I REALLY DISAPPOINTED EVERYONE, ESPECIALLY MY DAD. Pa, I'm really sorry, you paid so much for my school fees, pinning in all your hopes on me, hoping that i would finally make something out of my life, but i still failed you. I'm sorry dad, i really am. I ask for your forgiveness, although i cannot hear it from you anymore but i know you dote and love me the most, because I'm your only son, you forgive and forgave all the wrongdoings i had or have done.
Pa, so much i want to tell you. So many things i want to do with you. So many things we have not done, so many things you haven't see. You haven't attend my wedding, haven't carry your grandson or daughter yet. We haven't played bowling together for so long, we haven't really went to the movies together. I miss you dad. I cant help it but tears flow down uncontrollably. For my past 21 years of my life, i have done nothing good, i have made so many empty promises to you Dad, i made you cry so many times but i want to change that during and after my NS.

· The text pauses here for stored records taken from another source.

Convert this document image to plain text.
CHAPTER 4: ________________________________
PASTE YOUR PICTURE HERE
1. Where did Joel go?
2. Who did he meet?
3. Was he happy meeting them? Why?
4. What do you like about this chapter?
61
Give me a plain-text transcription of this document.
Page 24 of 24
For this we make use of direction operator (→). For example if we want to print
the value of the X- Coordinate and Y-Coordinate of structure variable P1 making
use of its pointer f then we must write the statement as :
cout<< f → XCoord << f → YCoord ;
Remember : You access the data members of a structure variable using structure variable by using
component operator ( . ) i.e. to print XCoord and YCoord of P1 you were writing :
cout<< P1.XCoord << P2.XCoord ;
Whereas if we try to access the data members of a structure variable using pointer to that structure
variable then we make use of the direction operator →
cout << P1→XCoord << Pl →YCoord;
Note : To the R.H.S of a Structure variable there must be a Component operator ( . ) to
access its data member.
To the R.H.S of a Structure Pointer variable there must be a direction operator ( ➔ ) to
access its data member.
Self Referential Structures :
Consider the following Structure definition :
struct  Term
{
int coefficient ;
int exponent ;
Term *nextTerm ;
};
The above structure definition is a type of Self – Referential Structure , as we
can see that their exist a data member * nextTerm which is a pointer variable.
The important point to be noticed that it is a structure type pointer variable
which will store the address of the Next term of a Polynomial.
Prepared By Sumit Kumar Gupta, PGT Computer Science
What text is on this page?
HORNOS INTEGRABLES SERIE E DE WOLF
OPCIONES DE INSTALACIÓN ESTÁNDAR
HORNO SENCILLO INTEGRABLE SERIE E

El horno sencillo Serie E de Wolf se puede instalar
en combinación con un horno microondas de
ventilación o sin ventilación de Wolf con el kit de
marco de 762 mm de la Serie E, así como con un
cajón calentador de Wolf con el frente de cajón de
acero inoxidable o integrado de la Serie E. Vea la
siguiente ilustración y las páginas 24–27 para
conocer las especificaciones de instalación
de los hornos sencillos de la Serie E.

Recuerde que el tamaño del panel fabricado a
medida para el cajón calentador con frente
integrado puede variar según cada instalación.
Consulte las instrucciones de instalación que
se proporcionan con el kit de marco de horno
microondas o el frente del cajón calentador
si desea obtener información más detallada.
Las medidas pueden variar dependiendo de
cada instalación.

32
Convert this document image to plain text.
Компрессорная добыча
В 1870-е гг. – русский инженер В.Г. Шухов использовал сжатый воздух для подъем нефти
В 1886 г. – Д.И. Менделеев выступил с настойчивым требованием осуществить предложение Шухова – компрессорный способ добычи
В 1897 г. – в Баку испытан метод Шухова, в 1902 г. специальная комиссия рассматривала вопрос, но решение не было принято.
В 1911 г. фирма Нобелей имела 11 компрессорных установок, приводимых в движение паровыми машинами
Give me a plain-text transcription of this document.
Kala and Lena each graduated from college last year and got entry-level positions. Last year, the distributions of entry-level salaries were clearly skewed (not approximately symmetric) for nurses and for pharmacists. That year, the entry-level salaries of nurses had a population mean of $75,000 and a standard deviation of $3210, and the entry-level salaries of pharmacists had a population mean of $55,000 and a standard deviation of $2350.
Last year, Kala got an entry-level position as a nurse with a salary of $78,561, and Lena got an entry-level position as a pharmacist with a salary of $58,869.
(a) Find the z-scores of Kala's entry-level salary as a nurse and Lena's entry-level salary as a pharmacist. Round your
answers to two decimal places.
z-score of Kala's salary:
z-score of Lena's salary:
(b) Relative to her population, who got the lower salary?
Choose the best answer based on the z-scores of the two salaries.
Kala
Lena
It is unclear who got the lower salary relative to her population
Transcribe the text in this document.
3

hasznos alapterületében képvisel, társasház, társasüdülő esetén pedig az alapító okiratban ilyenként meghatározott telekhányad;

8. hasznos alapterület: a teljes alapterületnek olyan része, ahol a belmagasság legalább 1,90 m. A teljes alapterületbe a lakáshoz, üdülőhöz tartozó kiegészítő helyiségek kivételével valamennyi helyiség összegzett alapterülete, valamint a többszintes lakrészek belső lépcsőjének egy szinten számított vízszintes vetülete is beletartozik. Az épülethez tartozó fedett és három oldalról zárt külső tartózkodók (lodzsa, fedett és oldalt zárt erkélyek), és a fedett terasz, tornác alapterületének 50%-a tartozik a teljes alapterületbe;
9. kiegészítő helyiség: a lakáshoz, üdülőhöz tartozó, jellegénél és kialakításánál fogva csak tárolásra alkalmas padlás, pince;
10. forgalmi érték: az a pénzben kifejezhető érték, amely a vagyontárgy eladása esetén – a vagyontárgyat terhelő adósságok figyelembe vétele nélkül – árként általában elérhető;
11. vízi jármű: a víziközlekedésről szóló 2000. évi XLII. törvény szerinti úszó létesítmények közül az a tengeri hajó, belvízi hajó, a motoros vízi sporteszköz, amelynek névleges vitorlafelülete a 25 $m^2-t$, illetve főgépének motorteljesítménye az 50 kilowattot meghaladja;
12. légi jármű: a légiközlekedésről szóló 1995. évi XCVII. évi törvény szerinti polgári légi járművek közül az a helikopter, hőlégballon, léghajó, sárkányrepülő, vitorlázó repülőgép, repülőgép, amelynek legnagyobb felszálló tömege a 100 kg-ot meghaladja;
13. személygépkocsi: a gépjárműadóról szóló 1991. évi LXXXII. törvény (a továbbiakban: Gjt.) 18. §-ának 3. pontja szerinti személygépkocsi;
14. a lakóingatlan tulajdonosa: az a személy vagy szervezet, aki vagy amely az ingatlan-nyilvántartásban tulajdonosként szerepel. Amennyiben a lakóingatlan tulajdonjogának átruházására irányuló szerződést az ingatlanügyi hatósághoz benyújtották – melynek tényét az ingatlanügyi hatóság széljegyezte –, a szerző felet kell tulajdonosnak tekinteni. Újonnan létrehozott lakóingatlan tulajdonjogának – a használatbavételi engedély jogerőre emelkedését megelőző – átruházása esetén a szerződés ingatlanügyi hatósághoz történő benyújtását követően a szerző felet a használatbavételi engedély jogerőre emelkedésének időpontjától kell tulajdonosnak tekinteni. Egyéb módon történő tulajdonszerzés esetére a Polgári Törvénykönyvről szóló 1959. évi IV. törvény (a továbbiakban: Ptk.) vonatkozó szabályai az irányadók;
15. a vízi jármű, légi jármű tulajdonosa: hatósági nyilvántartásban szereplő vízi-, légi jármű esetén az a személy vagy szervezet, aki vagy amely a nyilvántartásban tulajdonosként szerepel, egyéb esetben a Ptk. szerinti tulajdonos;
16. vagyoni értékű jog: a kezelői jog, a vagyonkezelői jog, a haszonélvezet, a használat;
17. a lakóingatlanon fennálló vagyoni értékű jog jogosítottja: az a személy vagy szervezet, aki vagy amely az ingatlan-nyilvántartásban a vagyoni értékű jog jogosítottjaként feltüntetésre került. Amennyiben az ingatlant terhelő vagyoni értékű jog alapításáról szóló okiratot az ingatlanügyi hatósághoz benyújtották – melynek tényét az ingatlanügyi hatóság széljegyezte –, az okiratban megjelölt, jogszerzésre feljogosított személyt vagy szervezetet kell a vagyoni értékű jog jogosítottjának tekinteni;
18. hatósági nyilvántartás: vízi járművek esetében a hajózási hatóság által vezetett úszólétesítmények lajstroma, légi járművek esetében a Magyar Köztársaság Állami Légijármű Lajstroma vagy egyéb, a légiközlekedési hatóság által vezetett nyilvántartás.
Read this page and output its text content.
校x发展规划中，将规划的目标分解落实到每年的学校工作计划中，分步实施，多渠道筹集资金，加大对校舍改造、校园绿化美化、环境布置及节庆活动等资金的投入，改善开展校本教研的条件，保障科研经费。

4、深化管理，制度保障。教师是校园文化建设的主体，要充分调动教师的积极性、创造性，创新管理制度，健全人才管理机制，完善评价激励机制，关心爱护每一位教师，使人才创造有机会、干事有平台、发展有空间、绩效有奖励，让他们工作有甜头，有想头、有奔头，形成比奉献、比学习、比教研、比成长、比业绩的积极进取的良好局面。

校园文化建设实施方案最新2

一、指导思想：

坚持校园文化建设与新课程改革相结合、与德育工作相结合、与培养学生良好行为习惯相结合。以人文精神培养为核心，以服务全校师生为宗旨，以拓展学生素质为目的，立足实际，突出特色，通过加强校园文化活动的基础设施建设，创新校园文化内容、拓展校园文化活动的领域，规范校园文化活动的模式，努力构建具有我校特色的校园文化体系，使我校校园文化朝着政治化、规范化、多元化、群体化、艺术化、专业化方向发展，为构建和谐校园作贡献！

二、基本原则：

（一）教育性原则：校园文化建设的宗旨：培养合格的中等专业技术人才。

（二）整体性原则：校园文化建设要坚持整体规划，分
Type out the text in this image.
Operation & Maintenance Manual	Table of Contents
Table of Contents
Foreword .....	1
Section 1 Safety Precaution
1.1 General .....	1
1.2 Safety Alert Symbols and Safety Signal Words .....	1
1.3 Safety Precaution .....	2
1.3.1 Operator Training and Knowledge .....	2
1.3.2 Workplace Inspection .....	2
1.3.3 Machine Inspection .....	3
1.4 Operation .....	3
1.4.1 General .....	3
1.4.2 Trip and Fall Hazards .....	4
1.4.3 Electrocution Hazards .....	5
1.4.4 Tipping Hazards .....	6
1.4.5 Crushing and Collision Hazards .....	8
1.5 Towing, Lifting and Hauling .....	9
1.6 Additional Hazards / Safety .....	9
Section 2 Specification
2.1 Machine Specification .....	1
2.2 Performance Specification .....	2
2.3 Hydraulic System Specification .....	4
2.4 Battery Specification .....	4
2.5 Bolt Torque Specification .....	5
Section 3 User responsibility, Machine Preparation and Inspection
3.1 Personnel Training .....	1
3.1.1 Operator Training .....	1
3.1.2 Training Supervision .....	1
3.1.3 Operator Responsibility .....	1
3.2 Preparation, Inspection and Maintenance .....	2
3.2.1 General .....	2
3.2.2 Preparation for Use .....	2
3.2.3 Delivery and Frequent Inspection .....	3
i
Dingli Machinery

I WANT YOU TO BE PROUD OF ME because i know when you are still around, i have
NEVER done anything to make you proud of. I'm sorry, i really am. I know no matter how many SORRY(s) i say, nothing would change, you won't be able come back to us anymore. I really don't know why is god so unfair, to let such a good man, such a good father to leave this world. PA, I LOVE YOU. I have never in my 21 years told you that, i really do. SO MUCH TO SAY SO MUCH TO DO to and with you, pa.. pa.. I'm lost, in the past i still have you to back me up, clean up my mess, i have to do all of this now myself, i know i have to be strong, it's time to grow up.. but i wish you would be around. You are my true IDOL, i want to grow up and be like you. A everyone-respected man and a good father.